Deuxième chambre civile, 12 novembre 2020 — 18-24.508
Textes visés
- Articles L. 241-13 et D. 241-7, I, 3e, du code de la sécurité sociale, le premier dans sa rédaction antérieure à la loi n°2010-1594 du 20 décembre 2010 et le second dans sa rédaction issue du décret n° 2007-1380 du 24 septembre 2007, applicables à la date d'exigibilité des cotisations litigieuses.
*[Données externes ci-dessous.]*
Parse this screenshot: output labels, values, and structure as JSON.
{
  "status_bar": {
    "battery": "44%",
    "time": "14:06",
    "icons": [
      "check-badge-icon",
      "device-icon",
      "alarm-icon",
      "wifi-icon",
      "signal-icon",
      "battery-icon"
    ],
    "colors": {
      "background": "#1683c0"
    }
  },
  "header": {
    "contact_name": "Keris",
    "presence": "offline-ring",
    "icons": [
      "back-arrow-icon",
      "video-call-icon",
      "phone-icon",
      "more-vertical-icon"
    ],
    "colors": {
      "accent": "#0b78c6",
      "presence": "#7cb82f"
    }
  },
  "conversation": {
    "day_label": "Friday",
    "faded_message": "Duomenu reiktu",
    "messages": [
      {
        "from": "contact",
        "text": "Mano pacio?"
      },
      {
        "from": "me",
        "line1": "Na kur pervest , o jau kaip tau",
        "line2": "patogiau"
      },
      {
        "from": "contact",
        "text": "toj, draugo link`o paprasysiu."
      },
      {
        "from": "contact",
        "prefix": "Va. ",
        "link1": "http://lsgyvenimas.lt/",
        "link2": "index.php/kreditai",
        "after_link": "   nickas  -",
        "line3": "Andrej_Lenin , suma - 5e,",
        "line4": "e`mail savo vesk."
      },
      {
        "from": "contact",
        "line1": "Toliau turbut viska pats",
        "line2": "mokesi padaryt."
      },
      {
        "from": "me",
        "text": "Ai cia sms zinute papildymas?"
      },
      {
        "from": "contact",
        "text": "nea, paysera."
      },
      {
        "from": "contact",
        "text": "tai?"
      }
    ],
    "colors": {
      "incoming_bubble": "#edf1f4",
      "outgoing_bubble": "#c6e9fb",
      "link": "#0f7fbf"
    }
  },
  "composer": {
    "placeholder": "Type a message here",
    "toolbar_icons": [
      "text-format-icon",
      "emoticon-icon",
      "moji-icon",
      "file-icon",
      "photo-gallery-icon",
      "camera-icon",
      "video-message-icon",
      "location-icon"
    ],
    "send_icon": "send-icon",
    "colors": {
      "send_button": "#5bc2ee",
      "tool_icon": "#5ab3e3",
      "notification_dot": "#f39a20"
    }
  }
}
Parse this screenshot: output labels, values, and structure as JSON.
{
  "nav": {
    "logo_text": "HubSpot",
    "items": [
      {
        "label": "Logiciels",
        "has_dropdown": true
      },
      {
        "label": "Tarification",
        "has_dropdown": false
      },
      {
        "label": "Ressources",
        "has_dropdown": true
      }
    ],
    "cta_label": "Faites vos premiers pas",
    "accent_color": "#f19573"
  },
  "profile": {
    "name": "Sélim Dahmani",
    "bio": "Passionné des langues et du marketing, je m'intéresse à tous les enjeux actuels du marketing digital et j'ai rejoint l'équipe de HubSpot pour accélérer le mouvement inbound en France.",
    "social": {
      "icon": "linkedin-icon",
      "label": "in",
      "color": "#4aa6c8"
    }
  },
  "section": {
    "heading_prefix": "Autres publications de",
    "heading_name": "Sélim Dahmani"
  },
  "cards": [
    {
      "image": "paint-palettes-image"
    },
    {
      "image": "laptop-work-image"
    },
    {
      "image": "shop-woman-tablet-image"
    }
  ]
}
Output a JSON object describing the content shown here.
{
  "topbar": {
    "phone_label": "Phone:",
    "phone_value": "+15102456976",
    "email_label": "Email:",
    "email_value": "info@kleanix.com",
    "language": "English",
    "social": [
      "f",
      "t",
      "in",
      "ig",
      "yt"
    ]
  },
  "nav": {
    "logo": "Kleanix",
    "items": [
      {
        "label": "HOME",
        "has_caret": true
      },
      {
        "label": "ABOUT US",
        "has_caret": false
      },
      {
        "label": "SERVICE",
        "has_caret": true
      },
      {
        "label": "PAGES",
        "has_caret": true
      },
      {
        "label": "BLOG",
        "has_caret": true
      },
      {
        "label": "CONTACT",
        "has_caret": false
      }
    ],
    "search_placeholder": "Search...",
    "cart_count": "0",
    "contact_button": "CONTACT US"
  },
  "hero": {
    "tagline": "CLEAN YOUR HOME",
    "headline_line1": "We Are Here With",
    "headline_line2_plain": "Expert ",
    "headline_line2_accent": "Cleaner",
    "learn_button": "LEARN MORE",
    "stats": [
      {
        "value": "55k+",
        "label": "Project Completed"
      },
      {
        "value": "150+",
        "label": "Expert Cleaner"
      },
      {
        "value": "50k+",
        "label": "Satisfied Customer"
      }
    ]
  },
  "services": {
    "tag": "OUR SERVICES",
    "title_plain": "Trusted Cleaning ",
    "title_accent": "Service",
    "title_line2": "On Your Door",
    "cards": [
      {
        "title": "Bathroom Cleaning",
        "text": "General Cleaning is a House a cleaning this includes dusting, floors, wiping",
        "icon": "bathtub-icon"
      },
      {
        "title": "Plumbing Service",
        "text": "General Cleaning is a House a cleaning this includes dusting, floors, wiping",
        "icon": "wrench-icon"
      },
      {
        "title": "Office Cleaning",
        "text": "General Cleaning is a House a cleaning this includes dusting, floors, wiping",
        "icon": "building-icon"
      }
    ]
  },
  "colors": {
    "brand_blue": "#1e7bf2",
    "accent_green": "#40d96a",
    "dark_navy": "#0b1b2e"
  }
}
- Articles L. 242-1 du code de la sécurité sociale et 80 duodecies du code général des impôts, dans leur rédaction applicable à la date d'exigibilité des cotisations litigieuses.
Texte intégral
CIV. 2
CM
COUR DE CASSATION ______________________
Audience publique du 12 novembre 2020
Cassation partielle
M. PIREYRE, président
Arrêt n° 1205 F-D
Pourvoi n° M 18-24.508
R É P U B L I Q U E F R A N Ç A I S E
_________________________
AU NOM DU PEUPLE FRANÇAIS _________________________
ARRÊT DE LA COUR DE CASSATION, DEUXIÈME CHAMBRE CIVILE, DU 12 NOVEMBRE 2020
L'union de recouvrement des cotisations de sécurité sociale et d'allocations familiales Alsace, dont le siège est [...] , a formé le pourvoi n° M 18-24.508 contre l'arrêt rendu le 13 septembre 2018 par la cour d'appel de Colmar (chambre sociale, section SB), dans le litige l'opposant à la société Arvato service France, société par actions simplifiée, dont le siège est [...] , venant aux droits de [...] , défenderesse à la cassation.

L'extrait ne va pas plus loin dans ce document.